Ireland: Instagram slapped USD 400 million fine over children’s data

News World

Ireland’s data privacy watchdog has levied a record 405 million euro (USD 402 million) fine against social media platform Instagram after an investigation into its handling of children’s data. A spokesperson for Meta, Instagram’s parent company, has said that it plans to appeal against the ruling, said Reuters.

The investigation began in 2020, and found that teenagers between the ages of 13 and 17 were allowed to operate business accounts.
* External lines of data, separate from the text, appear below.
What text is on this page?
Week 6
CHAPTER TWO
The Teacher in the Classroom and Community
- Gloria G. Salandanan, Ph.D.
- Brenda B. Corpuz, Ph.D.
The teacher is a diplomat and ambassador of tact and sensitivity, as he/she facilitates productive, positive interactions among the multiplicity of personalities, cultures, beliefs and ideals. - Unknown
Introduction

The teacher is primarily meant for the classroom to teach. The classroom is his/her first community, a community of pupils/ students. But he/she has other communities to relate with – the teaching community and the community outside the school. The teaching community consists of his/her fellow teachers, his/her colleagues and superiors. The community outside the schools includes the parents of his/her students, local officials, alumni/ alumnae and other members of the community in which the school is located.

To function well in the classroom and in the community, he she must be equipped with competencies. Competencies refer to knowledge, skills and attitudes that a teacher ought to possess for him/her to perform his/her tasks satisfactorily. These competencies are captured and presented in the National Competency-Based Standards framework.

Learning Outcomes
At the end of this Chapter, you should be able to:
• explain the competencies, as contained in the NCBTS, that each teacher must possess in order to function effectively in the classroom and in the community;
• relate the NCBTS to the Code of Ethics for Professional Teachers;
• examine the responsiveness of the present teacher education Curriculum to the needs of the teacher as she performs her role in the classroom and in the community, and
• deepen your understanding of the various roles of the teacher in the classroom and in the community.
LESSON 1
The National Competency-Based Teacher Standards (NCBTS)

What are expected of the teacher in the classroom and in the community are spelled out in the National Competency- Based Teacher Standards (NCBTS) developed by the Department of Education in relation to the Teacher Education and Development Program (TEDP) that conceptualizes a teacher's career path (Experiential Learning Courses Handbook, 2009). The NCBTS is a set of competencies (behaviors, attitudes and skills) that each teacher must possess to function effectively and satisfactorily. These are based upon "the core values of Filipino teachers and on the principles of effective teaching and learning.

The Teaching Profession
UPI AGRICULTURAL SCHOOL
This facilitated publication of the user’s phone number and email address.

“We adopted our final decision last Friday and it does contain a fine of 405 million euro,” said the spokesperson for Ireland’s Data Protection Commissioner (DPC), the lead regulator of Instagram’s parent company Meta Platforms Inc.

Full details of the decision will be published next week, he said.

Instagram updated its settings over a year ago and has since released new features to keep teens safe and their information private, the Meta spokesperson said.

The spokesperson said that Instagram disagreed with the way the fine was calculated.

The DPC regulates Facebook, Apple, Google and other technology giants due to the location of their EU headquarters in Ireland. It has opened over a dozen investigations into Meta companies, including Facebook and WhatsApp.

WhatsApp was last year fined a record 225 million euros for failing to conform with EU data rules in 2018.